Opportunities to shape urban living from transport networks; renewable energies and energy efficient buildings and waste management to air quality and social inclusion.

Opportunities to empower society to join in this transition to a Green Economy-perhaps a more easily digestible term for the more familiar concept of sustainable development.

Individual postal services are starting to rise to the challenge. In terms of transport, La Poste in France aims to have 10,000 of its 60,000 vehicle fleet electric by 2012.

Australia Post is testing hybrid trucks and TNT in the Netherlands is working with UNEP on a Driving Clean initiative.

In China, and in support of the Beijing Olympics, postal service vehicles there will meet Euro IV emissions standards before the starting pistol fires.

This is a good start. But the potential is far larger given the environmental footprint and the opportunity to tread far more lightly.

With some 660,000 postal establishments; 250,000 motorcycles; over 600,000 cars, vans and trucks and hundreds of aircraft; the opportunity to influence energy-significant industries and green the procurement; manufacturing and marketing chains-from automobile and aero-engine manufacturers to those that produce appliances; inks; adhesives and paper-is huge.

With five million-perhaps as many as 10 million-employees, postal service employ more than the oil and gas industry (2.3 million).

So in this 60th anniversary year of UPU, I am delighted that Edouard Dayan and I have signed an agreement to first assess the climate footprint of the world's postal services.

And then offer the UPU's 191 member states a range of solutions to shrink that footprint.

It is part of a wider initiative by the UN, under the guidance of Secretary-General Ban Ki-Moon, to transform the institution into a climate neutral one.

Ladies and gentlemen,

I have another proposal which I would be keen to discuss with you that also plays to the postal services' strengths and the need to catalyze public awareness on climate change.

In late 2009, in Copenhagen, Denmark member states will gather under the UN Framework Convention on Climate Change to agree on a new, global regime.

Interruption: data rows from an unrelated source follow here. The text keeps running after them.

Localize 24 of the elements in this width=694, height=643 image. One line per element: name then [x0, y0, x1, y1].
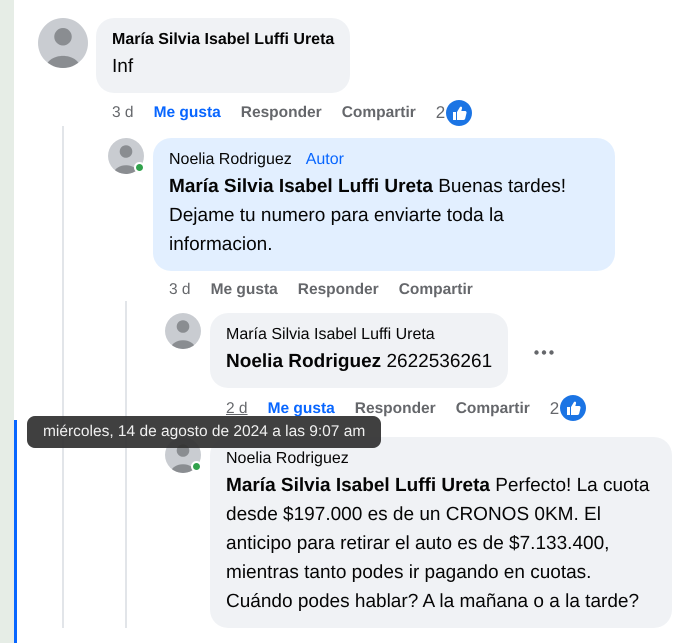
like-button[interactable]: Me gusta — [210, 278, 278, 302]
comment-text: Noelia Rodriguez 2622536261 — [226, 350, 492, 374]
author-name[interactable]: María Silvia Isabel Luffi Ureta — [226, 323, 435, 348]
author-label: Autor — [306, 150, 344, 170]
reaction-count: 2 — [550, 398, 560, 420]
reply-button[interactable]: Responder — [298, 278, 379, 302]
comment-text: María Silvia Isabel Luffi Ureta Buenas tardes! Dejame tu numero para enviarte toda la informacion. — [169, 175, 568, 257]
timestamp-tooltip: miércoles, 14 de agosto de 2024 a las 9:07 am — [27, 416, 382, 448]
share-button[interactable]: Compartir — [342, 101, 416, 125]
reaction-count: 2 — [436, 102, 446, 124]
author-name[interactable]: Noelia Rodriguez — [169, 148, 292, 172]
share-button[interactable]: Compartir — [456, 396, 530, 420]
timestamp-link[interactable]: 3 d — [169, 278, 191, 302]
like-icon — [560, 395, 586, 422]
author-name[interactable]: María Silvia Isabel Luffi Ureta — [112, 28, 334, 52]
author-name[interactable]: Noelia Rodriguez — [226, 447, 349, 472]
reply-button[interactable]: Responder — [240, 101, 322, 125]
timestamp-link[interactable]: 3 d — [112, 101, 134, 125]
like-button[interactable]: Me gusta — [154, 101, 221, 125]
comment-text: María Silvia Isabel Luffi Ureta Perfecto! La cuota desde $197.000 es de un CRONOS 0KM. El anticipo para retirar el auto es de $7.133.400, mientras tanto podes ir pagando en cuotas. Cuándo podes hablar? A la mañana o a la tarde? — [226, 474, 650, 614]
share-button[interactable]: Compartir — [398, 278, 473, 302]
comment-text: Inf — [112, 55, 134, 79]
more-options-icon[interactable] — [534, 350, 554, 354]
like-icon — [446, 100, 472, 126]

One that truly echoes to the challenge of stabilizing emissions to avert nothing less than disaster.

One that unleashes market forces and human ingenuity. And one that ensures financial flows to vulnerable societies to adapt to the climate change already underway.

We had the power of science-we had the Intergovernmental Panel on Climate Change-presenting us with the indisputable facts in 2007.

This made the climate convention agreement in Bali last year possible. But we do not have the same lever available over the next 17 months.

Governments, instead of putting a first class stamp or an overnight delivery sticker on their ambitions for Copenhagen, are at best able to go for second class at this point in the negotiations.

And some have not got as far as even writing their climate commitment letters, let alone purchasing the envelopes or the stamps.

In short, Copenhagen could prove to be less a red letter day and more a notice of foreclosure on the sustainable development needs of nearly seven billion people.

Galvanizing local authorities, businesses and the public, in order to focus and empower the minds of politicians, thus must be part of the response and now.

Can the postal services help? The UN will soon be producing a system-wide campaign including a logo and slogans to focus public awareness on the extraordinary and historic challenge we face less than 500 days from today in Copenhagen.

Your reach is enormous-more than 430 billion letters, parcels and the like delivered domestically and annually alongside some 5.5 billion international items and over six billion ordinary parcels.

If only a fraction of these carried the new UN climate logo during 2009, what an impact this could have in terms of reaching the public on the issue of our age.

National postal services often carry environmental themes via special edition stamps and first day covers.

How about a series on climate change from your unique national perspective-the threats, but also the opportunities from the melting away of glacier and sea level rise to the potential for renewable energy such as wind, wave and geothermal.

This is not a pipedream. UNEP has just partnered with La Poste in France on just such a product-a book of stamps featuring sustainable development issues that also double up as a pocket information guide.

I better leave it there except to say that a global partnership with postal services on the climate change challenge would not be difficult to initiate.

UNEP already works with the International Olympic Committee and Olympic movement on greening the games.

Also with a growing number of countries; cities and companies-now even international music festivals-on our Climate Neutral Network (www.climateneutral.unep.org) to mention but two examples that have broken new ground.

I hope you can tell from my remarks that I prize this new partnership with the UPU and the postal services of the world for its potential for transformation-transformation to accelerate the 'delivery' to the doorsteps of homes and businesses everywhere of tomorrow's economy, today.